Produttività, un illusionistico sistema di specchi

ROMA – Ciascuna delle organizzazioni della rappresentanza sociale convocate a Palazzo Chigi  per portare a conclusione il confronto sollecitato dal Governo, e da tempo in corso, sulle politiche per elevare la produttività del nostro sistema economico, è legittimamente costituita e rappresentata da organi dirigenti autorevoli e responsabili.

E’ banale, e quindi superfluo, dirlo? No! è necessario. Come è necessario riconoscere che nessuno fra i soggetti seduti a quel tavolo è detentore del monopolio della saggezza  e della responsabilità. Neppure il Governo dei tecnici. Ci si esima dunque dalla sequela dei commenti sui significati reconditi della firma o della mancata firma -a prescindere dai contenuti reali del protocollo- e si valutino con rispetto i pronunciamenti di ciascuno, se davvero si hanno a cuore lo stato e le prospettive del nostro sistema produttivo.    
Il problema è molto serio: il tasso di produttività è un indicatore fondamentale della solidità del sistema economico, tanto più per i sistemi manifatturieri -come il nostro- fortemente vocati all’export. Ma proprio per questo non ce la si può cavare con un illusionistico sistemi di specchi.
Senza peccare di troppo cinismo, si potrebbe proporre il lancio di un pubblico concorso: un premio a chi sappia rintracciare anche una sola impresa convinta di poter ottenere un beneficio effettivo da quanto previsto in quel protocollo, fra le tante che competono quotidianamente sul mercato globale e che costituiscono l’ossatura della nostra economia.
Susanna Camusso ha definito la vicenda “una occasione perduta”; è vero. E sarebbe stato vero anche se, per valutazioni dettate da ragioni di opportunità, avesse apposto anche la sua firma a quel protocollo. Ecco perché risulterebbe insopportabile la solita litania astratta di interpretazioni su chi firma, chi non firma e perché, a prescindere dal merito.
La capacità competitiva delle imprese -e dei sistemi di impresa – è determinata da una pluralità di fattori: condizioni di accesso alle tecnologie e alla ricerca,  capacità di integrazione produttiva, dotazione di competenze manageriali, sostegno all’export, condizioni per l’approvvigionamento energetico e di materie prime … Anche dalla fiscalità, certamente; ma in “quella” misura, e per di più non strutturalmente?  Inoltre il fisco è materia che attiene direttamente alla autonoma responsabilità del Governo e del Parlamento.  La capacità competitiva dipende anche dalla qualità delle relazioni industriali, certo; ma dunque perché non si è dato sviluppo all’accordo del 28 giugno 2011, preferendo reimmergere la questione in una prospettiva futura incerta?
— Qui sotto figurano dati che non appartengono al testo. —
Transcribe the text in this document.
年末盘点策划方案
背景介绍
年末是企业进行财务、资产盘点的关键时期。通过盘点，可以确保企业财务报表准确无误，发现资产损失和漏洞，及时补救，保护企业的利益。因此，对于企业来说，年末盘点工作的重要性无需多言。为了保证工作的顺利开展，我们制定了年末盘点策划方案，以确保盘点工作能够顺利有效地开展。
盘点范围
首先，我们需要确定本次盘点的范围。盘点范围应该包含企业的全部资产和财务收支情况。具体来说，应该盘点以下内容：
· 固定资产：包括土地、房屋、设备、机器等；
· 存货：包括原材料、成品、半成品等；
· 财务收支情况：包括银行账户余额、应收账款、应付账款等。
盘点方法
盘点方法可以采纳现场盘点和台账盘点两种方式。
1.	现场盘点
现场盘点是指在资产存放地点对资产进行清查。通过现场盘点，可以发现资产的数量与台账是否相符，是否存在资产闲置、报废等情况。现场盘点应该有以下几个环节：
Un confronto vero sui fattori di produttività e competitività sarebbe stato -e forse è ancor oggi- auspicabile e necessario; ed è mia convinzione che, qualora si focalizzasse sui temi effettivamente cruciali, sarebbe vissuto dagli attori reali della nostra economia con autentica partecipazione e consenso. Non con la rassegnata indifferenza che traspare anche dai commenti, molto di maniera, di chi pure ha espresso adesione a quel protocollo.
Ecco perché “occasione perduta” è la più appropriata e ragionevole delle definizioni.
Perché chi volesse valutare le cose con meno moderazione troverebbe nella vicenda e nei suoi esiti altri spunti critici; due per tutti.
Innanzitutto: la clausola sul cosiddetto “demansionamento” si configura come un vero e proprio sfregio al diritto del lavoro consolidato; e non intendo, con ciò, omaggiare alcun tabù. Mi si dica, piuttosto, se si può: esiste forse un diffuso e irrisolvibile contenzioso in materia oggi? Quante e quali imprese ne sono tanto intensamente travagliate? La cosa è incomprensibile se non leggendola con malizia.
In secondo luogo torna alla mente in queste ore la improvvida dichiarazione rilasciata qualche tempo fa dal Presidente Monti, con la quale enunciava la propria avversità alla prassi concertativa in quanto le parti sociali sarebbero, per definizione, portatrici di interessi parziali e corporativi. Verrebbe da dirgli oggi: Presidente Monti, per un liberale autentico quale ella indubbiamente è, è un bel cambio di cavallo passare in così poco tempo da quella enunciazione ideologica alla richiesta rivolta alle parti, di sottoscrivere un protocollo così vuoto di contenuti. Avrebbe potuto consultare le parti e, su una materia tanto cruciale, esercitare con i fatti la responsabilità del Governo che presiede, in nome dell’interesse generale.
Insomma, davvero una occasione perduta per tutti, anche per le parti sociali, nessuna delle quali ha voluto o saputo porre il confronto su ben altro terreno.